Every day, more than forty-five million Americans attempt to survive below the poverty line. Every night, nearly sixty thousand people sleep in New York City-run shelters, 40 percent of them children. In This Is All I Got, Sandler brings this deeply personal issue to life, vividly depicting one woman's hope and despair and her steadfast determination to change her life despite the myriad setbacks she encounters.
This Is All I Got is a rare feat of reporting and a dramatic story of survival. Sandler’s candid and revealing account also exposes the murky boundaries between a journalist and her subject when it becomes impossible to remain a dispassionate observer. She has written a powerful and unforgettable indictment of a system that is often indifferent to the needs of those it serves, and that sometimes seems designed to fail.
Praise for This Is All I Got
“A rich, sociologically valuable work that’s more gripping, and more devastating, than fiction.”—Booklist
“Vivid, heartbreaking. . . . Readers will be moved by this harrowing and impassioned call for change.”—Publishers Weekly
“A closely observed chronicle . . . Sandler displays her journalistic talent by unerringly presenting this dire situation. . . . An impressive blend of dispassionate reporting, pungent condemnation of public welfare, and gritty humanity.”—Kirkus Reviews
As I wrote in my last post, I’m going back through my lost reviews and pulling from my Goodreads and limited remaining posts that are currently somewhere floating around on the internet and stuck in some weird in-between on my WordPress. This week, I’m trying to post reviews from the four books I won from Goodreads giveaways in 2020: More than Words by Jill Santopolo; This is All I Got by Lauren Sandler; Josephus by B. Michael Antler; and the AMAZING Sherlock retelling – Angel of the Crows by Katherine Addison.
My confusing review of This is All I Got pulled from my Goodreads:
Okay, I’ve got no idea how I truly feel about this book. I won it a while ago in a GR Giveaway and finally got the chance to read it.
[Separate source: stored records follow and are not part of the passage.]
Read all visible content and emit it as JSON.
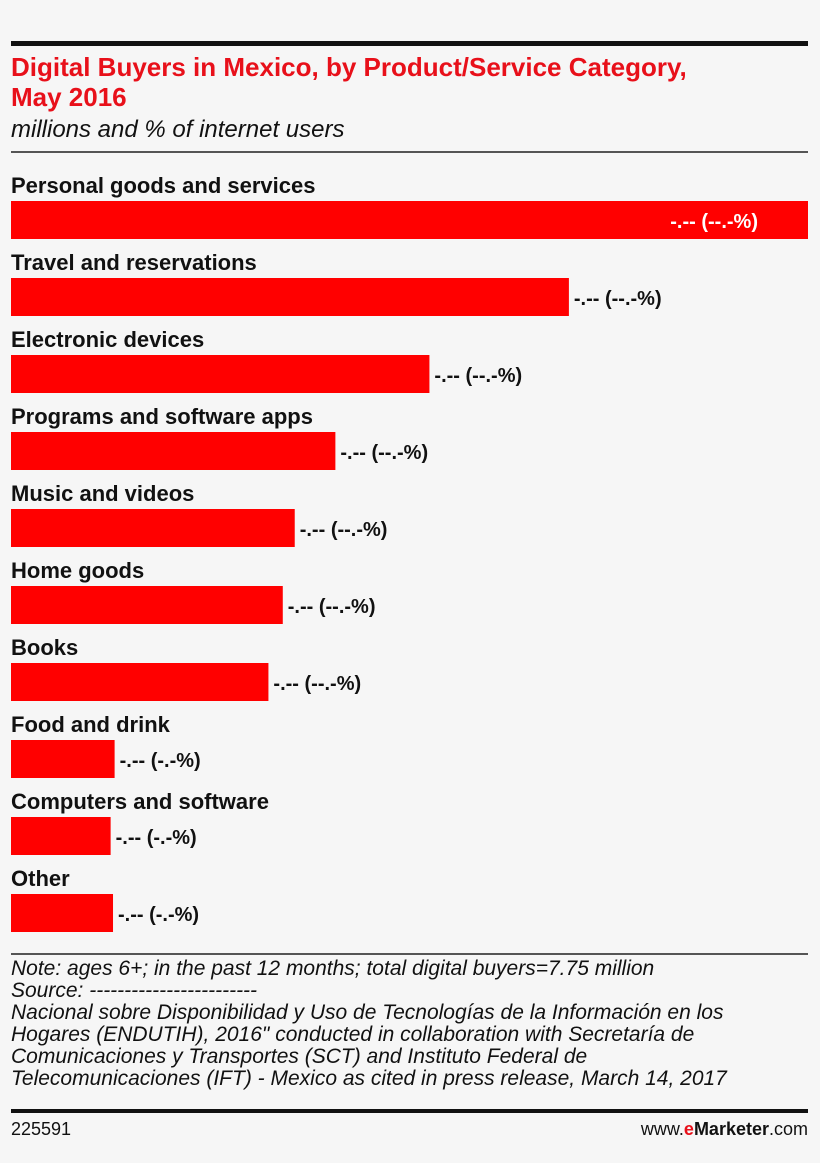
{
  "chart_data": {
    "type": "bar",
    "orientation": "horizontal",
    "title": "Digital Buyers in Mexico, by Product/Service Category, May 2016",
    "subtitle": "millions and % of internet users",
    "categories": [
      "Personal goods and services",
      "Travel and reservations",
      "Electronic devices",
      "Programs and software apps",
      "Music and videos",
      "Home goods",
      "Books",
      "Food and drink",
      "Computers and software",
      "Other"
    ],
    "values": [
      100,
      70,
      52.5,
      40.7,
      35.6,
      34.1,
      32.3,
      13,
      12.5,
      12.8
    ],
    "value_labels": [
      "-.-- (--.-%)",
      "-.-- (--.-%)",
      "-.-- (--.-%)",
      "-.-- (--.-%)",
      "-.-- (--.-%)",
      "-.-- (--.-%)",
      "-.-- (--.-%)",
      "-.-- (-.-%)",
      "-.-- (-.-%)",
      "-.-- (-.-%)"
    ],
    "bar_color": "#ff0000",
    "xlim": [
      0,
      100
    ]
  },
  "title_lines": [
    "Digital Buyers in Mexico, by Product/Service Category,",
    "May 2016"
  ],
  "subtitle": "millions and % of internet users",
  "note_lines": [
    "Note: ages 6+; in the past 12 months; total digital buyers=7.75 million",
    "Source: ------------------------",
    "Nacional sobre Disponibilidad y Uso de Tecnologías de la Información en los",
    "Hogares (ENDUTIH), 2016\" conducted in collaboration with Secretaría de",
    "Comunicaciones y Transportes (SCT) and Instituto Federal de",
    "Telecomunicaciones (IFT) - Mexico as cited in press release, March 14, 2017"
  ],
  "footer": {
    "id": "225591",
    "brand_prefix": "www.",
    "brand_e": "e",
    "brand_name": "Marketer",
    "brand_suffix": ".com"
  }
}
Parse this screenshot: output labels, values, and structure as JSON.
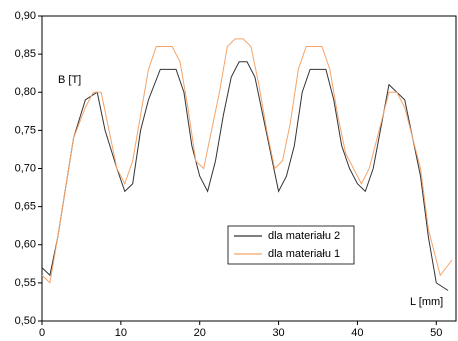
{
  "chart_data": {
    "type": "line",
    "y_label": "B [T]",
    "x_label": "L [mm]",
    "xlim": [
      0,
      52.5
    ],
    "xticks": [
      0,
      10,
      20,
      30,
      40,
      50
    ],
    "ylim": [
      0.5,
      0.9
    ],
    "yticks": [
      {
        "value": 0.5,
        "label": "0,50"
      },
      {
        "value": 0.55,
        "label": "0,55"
      },
      {
        "value": 0.6,
        "label": "0,60"
      },
      {
        "value": 0.65,
        "label": "0,65"
      },
      {
        "value": 0.7,
        "label": "0,70"
      },
      {
        "value": 0.75,
        "label": "0,75"
      },
      {
        "value": 0.8,
        "label": "0,80"
      },
      {
        "value": 0.85,
        "label": "0,85"
      },
      {
        "value": 0.9,
        "label": "0,90"
      }
    ],
    "grid": false,
    "legend": "lower-center",
    "series": [
      {
        "name": "dla materiału 2",
        "color": "#333333",
        "x": [
          0,
          1,
          2,
          4,
          5.5,
          7,
          8,
          9.5,
          10.5,
          11.5,
          12.5,
          13.5,
          15,
          17,
          18,
          19,
          20,
          21,
          22,
          23,
          24,
          25,
          26,
          27,
          28,
          29,
          30,
          31,
          32,
          33,
          34,
          36,
          37,
          38,
          39,
          40,
          41,
          42,
          44,
          45,
          46,
          47,
          48,
          49,
          50,
          51.5
        ],
        "values": [
          0.57,
          0.56,
          0.61,
          0.74,
          0.79,
          0.8,
          0.75,
          0.7,
          0.67,
          0.68,
          0.75,
          0.79,
          0.83,
          0.83,
          0.8,
          0.73,
          0.69,
          0.67,
          0.71,
          0.77,
          0.82,
          0.84,
          0.84,
          0.82,
          0.77,
          0.72,
          0.67,
          0.69,
          0.73,
          0.8,
          0.83,
          0.83,
          0.79,
          0.73,
          0.7,
          0.68,
          0.67,
          0.7,
          0.81,
          0.8,
          0.79,
          0.74,
          0.69,
          0.61,
          0.55,
          0.54
        ]
      },
      {
        "name": "dla materiału 1",
        "color": "#f5a46a",
        "x": [
          0,
          1,
          2,
          4,
          5.5,
          6.5,
          7.5,
          8.5,
          9.5,
          10.5,
          11.5,
          12.5,
          13.5,
          14.5,
          16.5,
          17.5,
          18.5,
          19.5,
          20.5,
          21.5,
          22.5,
          23.5,
          24.5,
          25.5,
          26.5,
          27.5,
          28.5,
          29.5,
          30.5,
          31.5,
          32.5,
          33.5,
          35.5,
          36.5,
          37.5,
          38.5,
          39.5,
          40.5,
          41.5,
          43,
          44,
          45,
          46,
          47,
          48,
          49,
          50.5,
          52
        ],
        "values": [
          0.56,
          0.55,
          0.61,
          0.74,
          0.78,
          0.8,
          0.8,
          0.75,
          0.7,
          0.68,
          0.71,
          0.77,
          0.83,
          0.86,
          0.86,
          0.84,
          0.78,
          0.71,
          0.7,
          0.75,
          0.8,
          0.86,
          0.87,
          0.87,
          0.86,
          0.81,
          0.75,
          0.7,
          0.71,
          0.76,
          0.83,
          0.86,
          0.86,
          0.83,
          0.77,
          0.72,
          0.7,
          0.68,
          0.7,
          0.76,
          0.8,
          0.8,
          0.78,
          0.74,
          0.7,
          0.62,
          0.56,
          0.58
        ]
      }
    ]
  }
}
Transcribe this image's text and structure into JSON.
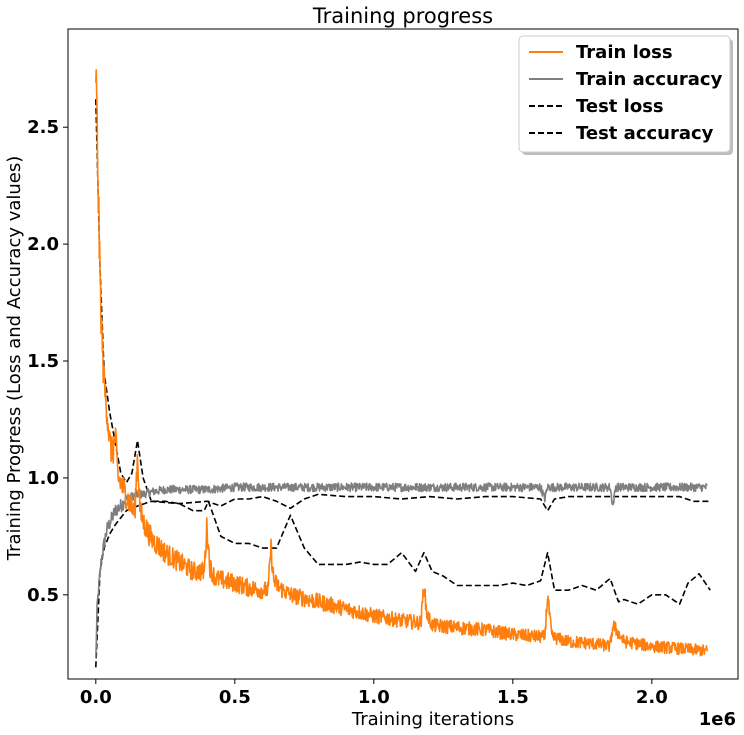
{
  "chart_data": {
    "type": "line",
    "title": "Training progress",
    "xlabel": "Training iterations",
    "ylabel": "Training Progress (Loss and Accuracy values)",
    "x_offset_text": "1e6",
    "xlim": [
      -100000,
      2310000
    ],
    "ylim": [
      0.14,
      2.92
    ],
    "x_ticks": [
      0,
      500000,
      1000000,
      1500000,
      2000000
    ],
    "x_tick_labels": [
      "0.0",
      "0.5",
      "1.0",
      "1.5",
      "2.0"
    ],
    "y_ticks": [
      0.5,
      1.0,
      1.5,
      2.0,
      2.5
    ],
    "y_tick_labels": [
      "0.5",
      "1.0",
      "1.5",
      "2.0",
      "2.5"
    ],
    "grid": false,
    "legend_position": "top-right",
    "series": [
      {
        "name": "Train loss",
        "color": "#ff7f0e",
        "dash": "solid",
        "x": [
          0,
          8000,
          15000,
          22000,
          30000,
          40000,
          50000,
          60000,
          70000,
          80000,
          90000,
          100000,
          120000,
          140000,
          150000,
          160000,
          175000,
          200000,
          250000,
          300000,
          350000,
          390000,
          400000,
          410000,
          430000,
          500000,
          550000,
          600000,
          620000,
          630000,
          640000,
          660000,
          700000,
          800000,
          900000,
          1000000,
          1100000,
          1170000,
          1180000,
          1190000,
          1210000,
          1300000,
          1400000,
          1500000,
          1600000,
          1615000,
          1625000,
          1640000,
          1700000,
          1800000,
          1850000,
          1860000,
          1900000,
          2000000,
          2100000,
          2200000
        ],
        "values": [
          2.75,
          2.3,
          1.85,
          1.6,
          1.4,
          1.3,
          1.15,
          1.1,
          1.18,
          1.0,
          0.98,
          0.95,
          0.9,
          0.85,
          1.1,
          0.85,
          0.8,
          0.74,
          0.68,
          0.64,
          0.6,
          0.6,
          0.8,
          0.62,
          0.57,
          0.55,
          0.53,
          0.52,
          0.52,
          0.7,
          0.56,
          0.53,
          0.5,
          0.47,
          0.44,
          0.41,
          0.39,
          0.38,
          0.55,
          0.42,
          0.37,
          0.36,
          0.35,
          0.33,
          0.32,
          0.32,
          0.5,
          0.32,
          0.3,
          0.29,
          0.28,
          0.37,
          0.3,
          0.28,
          0.27,
          0.26
        ]
      },
      {
        "name": "Train accuracy",
        "color": "#7f7f7f",
        "dash": "solid",
        "x": [
          0,
          5000,
          12000,
          20000,
          30000,
          40000,
          55000,
          70000,
          90000,
          110000,
          130000,
          150000,
          170000,
          200000,
          250000,
          300000,
          400000,
          500000,
          600000,
          700000,
          800000,
          900000,
          1000000,
          1100000,
          1200000,
          1300000,
          1400000,
          1500000,
          1600000,
          1615000,
          1625000,
          1640000,
          1700000,
          1800000,
          1850000,
          1860000,
          1870000,
          1900000,
          2000000,
          2100000,
          2200000
        ],
        "values": [
          0.22,
          0.45,
          0.55,
          0.65,
          0.72,
          0.78,
          0.82,
          0.86,
          0.88,
          0.91,
          0.92,
          0.93,
          0.93,
          0.94,
          0.95,
          0.95,
          0.95,
          0.96,
          0.96,
          0.96,
          0.96,
          0.96,
          0.96,
          0.96,
          0.96,
          0.96,
          0.96,
          0.96,
          0.96,
          0.91,
          0.96,
          0.96,
          0.96,
          0.96,
          0.96,
          0.88,
          0.96,
          0.96,
          0.96,
          0.96,
          0.96
        ]
      },
      {
        "name": "Test loss",
        "color": "#000000",
        "dash": "dashed",
        "x": [
          0,
          15000,
          30000,
          50000,
          70000,
          90000,
          110000,
          130000,
          150000,
          170000,
          200000,
          250000,
          300000,
          350000,
          390000,
          405000,
          450000,
          500000,
          550000,
          600000,
          650000,
          700000,
          750000,
          800000,
          850000,
          900000,
          950000,
          1000000,
          1050000,
          1100000,
          1150000,
          1180000,
          1210000,
          1250000,
          1300000,
          1350000,
          1400000,
          1450000,
          1500000,
          1550000,
          1600000,
          1625000,
          1650000,
          1700000,
          1750000,
          1800000,
          1850000,
          1880000,
          1900000,
          1950000,
          2000000,
          2050000,
          2100000,
          2130000,
          2170000,
          2210000
        ],
        "values": [
          2.62,
          1.9,
          1.45,
          1.28,
          1.15,
          1.02,
          0.98,
          1.02,
          1.16,
          1.0,
          0.9,
          0.9,
          0.89,
          0.86,
          0.86,
          0.9,
          0.75,
          0.72,
          0.72,
          0.7,
          0.7,
          0.84,
          0.7,
          0.63,
          0.63,
          0.63,
          0.64,
          0.63,
          0.63,
          0.68,
          0.6,
          0.68,
          0.6,
          0.58,
          0.54,
          0.54,
          0.54,
          0.54,
          0.55,
          0.54,
          0.56,
          0.68,
          0.52,
          0.52,
          0.54,
          0.52,
          0.57,
          0.47,
          0.48,
          0.46,
          0.5,
          0.5,
          0.46,
          0.55,
          0.59,
          0.52
        ]
      },
      {
        "name": "Test accuracy",
        "color": "#000000",
        "dash": "dashed",
        "x": [
          0,
          15000,
          30000,
          50000,
          70000,
          90000,
          110000,
          130000,
          150000,
          200000,
          300000,
          400000,
          450000,
          500000,
          550000,
          600000,
          650000,
          700000,
          750000,
          800000,
          900000,
          1000000,
          1100000,
          1200000,
          1300000,
          1400000,
          1500000,
          1600000,
          1625000,
          1650000,
          1700000,
          1800000,
          1900000,
          2000000,
          2100000,
          2150000,
          2210000
        ],
        "values": [
          0.19,
          0.6,
          0.7,
          0.76,
          0.8,
          0.83,
          0.86,
          0.87,
          0.88,
          0.9,
          0.89,
          0.9,
          0.88,
          0.91,
          0.91,
          0.92,
          0.9,
          0.87,
          0.91,
          0.93,
          0.92,
          0.92,
          0.91,
          0.92,
          0.91,
          0.92,
          0.92,
          0.91,
          0.86,
          0.91,
          0.92,
          0.92,
          0.92,
          0.92,
          0.92,
          0.9,
          0.9
        ]
      }
    ]
  }
}
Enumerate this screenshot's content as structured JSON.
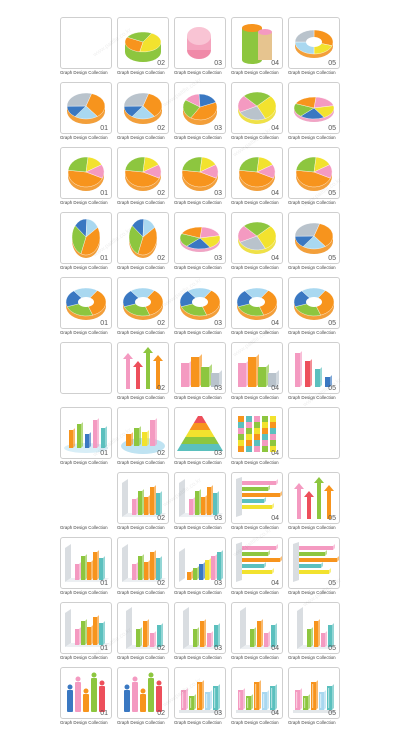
{
  "caption_text": "Graph Design Collection",
  "watermark_text": "www.pattlle.co.kr",
  "colors": {
    "orange": "#f7941d",
    "lime": "#8dc63f",
    "yellow": "#f2e22e",
    "pink": "#f49ac1",
    "teal": "#5bc0be",
    "blue": "#3a78c2",
    "gray": "#b9c3cc",
    "red": "#ed4f5b",
    "lightblue": "#a9d8f0",
    "border": "#cfcfcf"
  },
  "rows": [
    {
      "cells": [
        {
          "kind": "blank",
          "num": "",
          "caption": true
        },
        {
          "kind": "cylinder-pie",
          "num": "02",
          "caption": true
        },
        {
          "kind": "cylinder-pink",
          "num": "03",
          "caption": true
        },
        {
          "kind": "cylinder-stack",
          "num": "04",
          "caption": true
        },
        {
          "kind": "donut-flat",
          "num": "05",
          "caption": true
        }
      ]
    },
    {
      "cells": [
        {
          "kind": "pie-flat",
          "num": "01",
          "caption": true
        },
        {
          "kind": "pie-flat",
          "num": "02",
          "caption": true
        },
        {
          "kind": "pie-slice",
          "num": "03",
          "caption": true
        },
        {
          "kind": "pie-bright",
          "num": "04",
          "caption": true
        },
        {
          "kind": "pie-thin",
          "num": "05",
          "caption": true
        }
      ]
    },
    {
      "cells": [
        {
          "kind": "pie-explode",
          "num": "01",
          "caption": true
        },
        {
          "kind": "pie-explode",
          "num": "02",
          "caption": true
        },
        {
          "kind": "pie-explode",
          "num": "03",
          "caption": true
        },
        {
          "kind": "pie-explode",
          "num": "04",
          "caption": true
        },
        {
          "kind": "pie-explode",
          "num": "05",
          "caption": true
        }
      ]
    },
    {
      "cells": [
        {
          "kind": "pie-tilt",
          "num": "01",
          "caption": true
        },
        {
          "kind": "pie-tilt",
          "num": "02",
          "caption": true
        },
        {
          "kind": "pie-thin",
          "num": "03",
          "caption": true
        },
        {
          "kind": "pie-bright",
          "num": "04",
          "caption": true
        },
        {
          "kind": "pie-flat",
          "num": "05",
          "caption": true
        }
      ]
    },
    {
      "cells": [
        {
          "kind": "donut",
          "num": "01",
          "caption": true
        },
        {
          "kind": "donut",
          "num": "02",
          "caption": true
        },
        {
          "kind": "donut",
          "num": "03",
          "caption": true
        },
        {
          "kind": "donut",
          "num": "04",
          "caption": true
        },
        {
          "kind": "donut",
          "num": "05",
          "caption": true
        }
      ]
    },
    {
      "cells": [
        {
          "kind": "blank",
          "num": "",
          "caption": false
        },
        {
          "kind": "arrows-up",
          "num": "02",
          "caption": true
        },
        {
          "kind": "bars-3d",
          "num": "03",
          "caption": true
        },
        {
          "kind": "bars-3d",
          "num": "04",
          "caption": true
        },
        {
          "kind": "bars-pink",
          "num": "05",
          "caption": true
        }
      ]
    },
    {
      "cells": [
        {
          "kind": "bars-floor",
          "num": "01",
          "caption": true
        },
        {
          "kind": "bars-platform",
          "num": "02",
          "caption": true
        },
        {
          "kind": "pyramid",
          "num": "03",
          "caption": true
        },
        {
          "kind": "bars-striped",
          "num": "04",
          "caption": true
        },
        {
          "kind": "blank",
          "num": "",
          "caption": false
        }
      ]
    },
    {
      "cells": [
        {
          "kind": "none",
          "num": "",
          "caption": true
        },
        {
          "kind": "bars-wall",
          "num": "02",
          "caption": true
        },
        {
          "kind": "bars-wall",
          "num": "03",
          "caption": true
        },
        {
          "kind": "hbars",
          "num": "04",
          "caption": true
        },
        {
          "kind": "arrows-up",
          "num": "05",
          "caption": true
        }
      ]
    },
    {
      "cells": [
        {
          "kind": "bars-wall",
          "num": "01",
          "caption": true
        },
        {
          "kind": "bars-wall",
          "num": "02",
          "caption": true
        },
        {
          "kind": "bars-rising",
          "num": "03",
          "caption": true
        },
        {
          "kind": "hbars",
          "num": "04",
          "caption": true
        },
        {
          "kind": "hbars",
          "num": "05",
          "caption": true
        }
      ]
    },
    {
      "cells": [
        {
          "kind": "bars-wall",
          "num": "01",
          "caption": true
        },
        {
          "kind": "bars-side",
          "num": "02",
          "caption": true
        },
        {
          "kind": "bars-side",
          "num": "03",
          "caption": true
        },
        {
          "kind": "bars-side",
          "num": "04",
          "caption": true
        },
        {
          "kind": "bars-side",
          "num": "05",
          "caption": true
        }
      ]
    },
    {
      "cells": [
        {
          "kind": "people",
          "num": "01",
          "caption": true
        },
        {
          "kind": "people",
          "num": "02",
          "caption": true
        },
        {
          "kind": "bars-glass",
          "num": "03",
          "caption": true
        },
        {
          "kind": "bars-glass",
          "num": "04",
          "caption": true
        },
        {
          "kind": "bars-glass",
          "num": "05",
          "caption": true
        }
      ]
    }
  ]
}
I found it entertaining. I enjoy Sandler’s writing. But upon finishing it, I felt a bit icky. I was a single mother, barely getting by, at the age of 19. I received public assistance to cover daycare costs while I worked and attended school. I even found myself in the situation of making “too much” and losing childcare assistance, which meant I literally couldn’t afford to work. So I saw a lot of my past self in these pages. I identified with Camilla and it’s part of what pulled me into her story.
What felt wrong to me though, is that there is no story without Camila, but Camilla gained nothing by letting her story be told. It just feels like she was used and my heart hurts for her.
So yeah, just not sure about this one.
What about you? Have you read This is All I Got?
Have any thoughts about how and should a subject be compensated in a situation like this?